The Chilika Lake region in Odisha offers another example. Once known for its traditional shrimp and prawn fisheries, local producers shifted towards export-oriented aquaculture, encouraged by the prospect of higher returns. But when exports slump due to tariffs or restrictions, the local market floods. Oversupply drives prices down, undermining small fishers who cannot compete with large exporters offloading their unsold stock. For many families around Chilika, this means lower incomes and rising uncertainty about the future of their traditional occupation.

Distorted Trade
At its heart, international trade rests on arbitrage, the ability to buy goods cheaply in one market and sell them for more elsewhere. This principle underpins the movement of shrimp from Indian ponds to American supermarkets. Tariffs unravel this principle. By inflating the cost of Indian shrimp relative to Ecuadorian or Vietnamese supplies, they trigger substitution. Analysts estimate India’s export volumes to the US could fall between 11% and 22% relative to Ecuador’s. These are not minor adjustments but fundamental redistributions of market share, eroding India’s hard-won presence in global seafood trade.

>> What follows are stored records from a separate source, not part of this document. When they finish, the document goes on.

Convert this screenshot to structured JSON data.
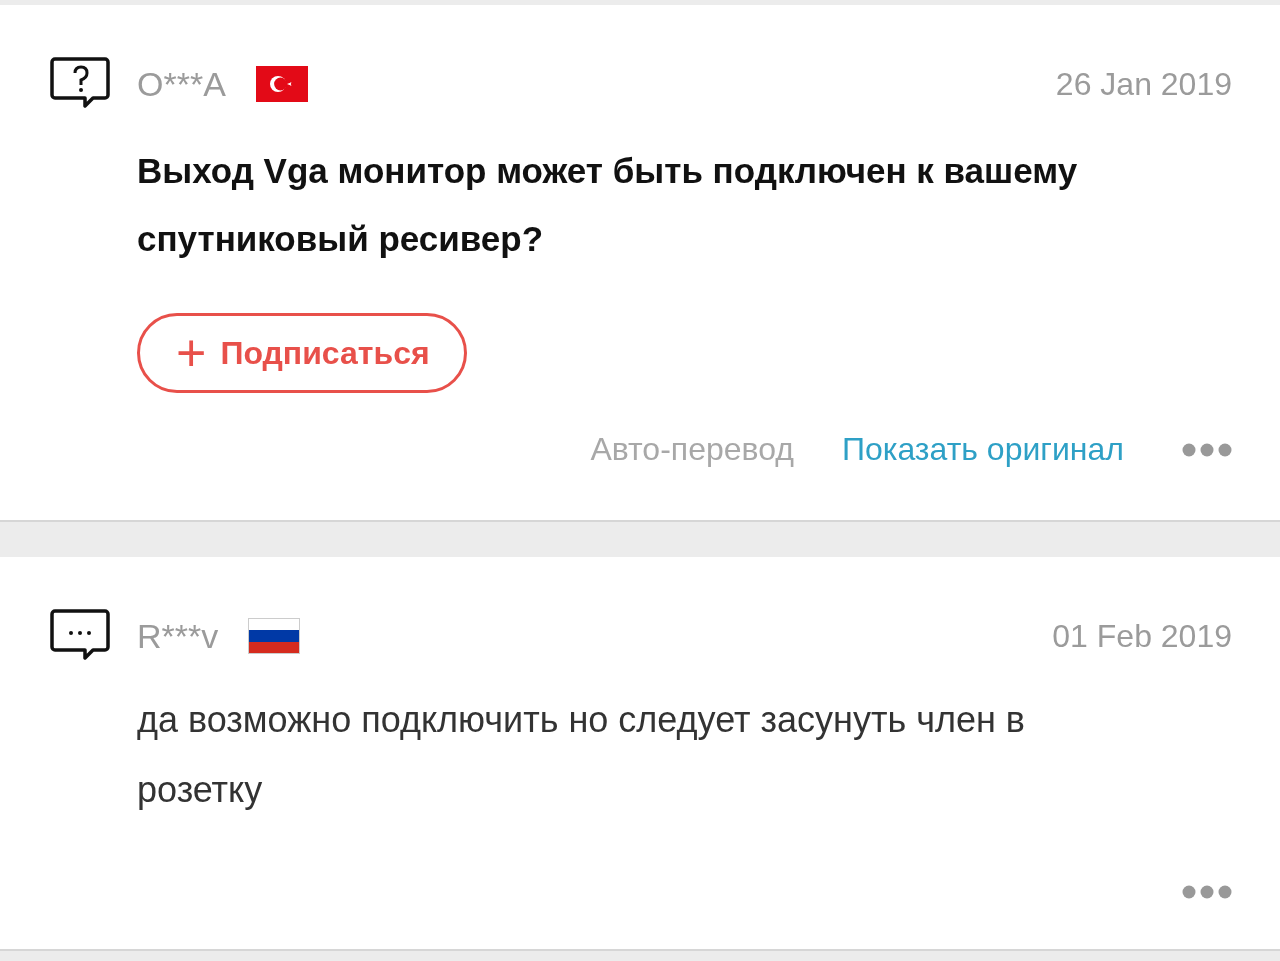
{
  "posts": [
    {
      "kind": "question",
      "author": "O***A",
      "flag": {
        "kind": "tr"
      },
      "date": "26 Jan 2019",
      "text": "Выход Vga монитор может быть подключен к вашему спутниковый ресивер?",
      "subscribe": {
        "icon": "+",
        "label": "Подписаться"
      },
      "translation": {
        "status": "Авто-перевод",
        "link": "Показать оригинал"
      }
    },
    {
      "kind": "answer",
      "author": "R***v",
      "flag": {
        "kind": "ru"
      },
      "date": "01 Feb 2019",
      "text": "да возможно подключить но следует засунуть член в розетку"
    }
  ]
}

The ripple effects are wide. US consumers are unlikely to escape unscathed: higher tariffs elevate landed costs, leading to higher retail prices or reduced availability. For Indian farmers, the problem is oversupply. Ponds filled with shrimp must be sold somewhere, and the domestic market cannot absorb the glut at remunerative prices. Once again, as with earlier anti-dumping duties imposed by the US and EU, the burden falls disproportionately on rural households least equipped to withstand volatility.

Policy Lessons
The challenge for India is twofold. First, it must diversify its export markets so that dependence on the US does not leave farmers vulnerable to political decisions taken thousands of miles away. Efforts to expand into Japan, the EU, and West Asia are important steps, but they require sustained government and industry support.

Second, India must build its domestic value chain. If farmers are forced to sell locally, they require robust infrastructure for processing, marketing, and distribution to ensure better prices. Without this, sudden shifts from exports to local gluts will keep crushing farm incomes.

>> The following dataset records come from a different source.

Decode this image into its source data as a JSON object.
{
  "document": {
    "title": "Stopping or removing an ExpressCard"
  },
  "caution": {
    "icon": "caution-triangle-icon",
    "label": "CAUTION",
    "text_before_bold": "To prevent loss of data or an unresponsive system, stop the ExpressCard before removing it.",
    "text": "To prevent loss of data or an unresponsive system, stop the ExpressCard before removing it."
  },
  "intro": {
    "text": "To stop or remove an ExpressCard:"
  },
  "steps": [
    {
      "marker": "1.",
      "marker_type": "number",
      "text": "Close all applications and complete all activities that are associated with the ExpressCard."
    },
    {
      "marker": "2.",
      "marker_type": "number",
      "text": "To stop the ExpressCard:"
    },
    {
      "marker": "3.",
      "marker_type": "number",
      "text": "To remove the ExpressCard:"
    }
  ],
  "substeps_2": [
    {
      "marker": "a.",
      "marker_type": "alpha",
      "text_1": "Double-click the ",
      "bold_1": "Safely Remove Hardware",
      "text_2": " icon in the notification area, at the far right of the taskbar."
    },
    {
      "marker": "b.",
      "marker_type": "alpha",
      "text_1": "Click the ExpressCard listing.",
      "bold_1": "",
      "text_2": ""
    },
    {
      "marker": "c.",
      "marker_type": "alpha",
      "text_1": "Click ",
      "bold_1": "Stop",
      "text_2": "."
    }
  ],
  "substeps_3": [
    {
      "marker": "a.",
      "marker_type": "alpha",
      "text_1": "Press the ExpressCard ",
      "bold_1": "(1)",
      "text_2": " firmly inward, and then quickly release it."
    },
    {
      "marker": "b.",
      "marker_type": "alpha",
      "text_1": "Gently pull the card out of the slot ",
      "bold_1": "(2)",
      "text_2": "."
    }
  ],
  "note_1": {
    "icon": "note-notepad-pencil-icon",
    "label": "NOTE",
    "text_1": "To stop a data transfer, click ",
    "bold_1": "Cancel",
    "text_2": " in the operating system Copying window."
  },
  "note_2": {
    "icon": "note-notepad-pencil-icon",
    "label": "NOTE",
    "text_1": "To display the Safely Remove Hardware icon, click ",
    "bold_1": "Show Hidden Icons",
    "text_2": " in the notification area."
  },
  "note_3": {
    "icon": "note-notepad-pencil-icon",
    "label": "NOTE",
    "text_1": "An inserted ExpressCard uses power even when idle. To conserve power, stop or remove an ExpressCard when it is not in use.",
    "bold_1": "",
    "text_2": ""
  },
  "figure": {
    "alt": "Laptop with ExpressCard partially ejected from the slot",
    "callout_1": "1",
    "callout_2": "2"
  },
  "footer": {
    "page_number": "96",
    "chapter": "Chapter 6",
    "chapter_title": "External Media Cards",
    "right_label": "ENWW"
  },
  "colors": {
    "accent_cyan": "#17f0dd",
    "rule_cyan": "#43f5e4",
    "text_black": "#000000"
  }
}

Third, a stronger safety net is essential. Just as crop insurance protects farmers from weather shocks, aquaculture requires mechanisms to guard against trade shocks. Credit relief, insurance, and cooperative models could prevent cycles of indebtedness that now loom over shrimp producers with every tariff announcement.

None of these are easy fixes. Yet without them, Indian aquaculture will remain at the mercy of geopolitical whims.

The Trump tariffs on Indian shrimp may appear to be a tool of economic nationalism aimed at protecting US producers. In reality, they disrupt supply chains, raise prices for American consumers, and inflict hardship on Indian farmers.

From the ponds of Andhra Pradesh to the waters of Chilika Lake in Odisha, the consequences are felt deeply. Trade wars are often fought in the language of numbers, tariffs, and percentages. But their true story lies in the struggles of farmers who find that the global market they supply can vanish overnight, leaving them with ponds full of unsold shrimp and debts they cannot repay.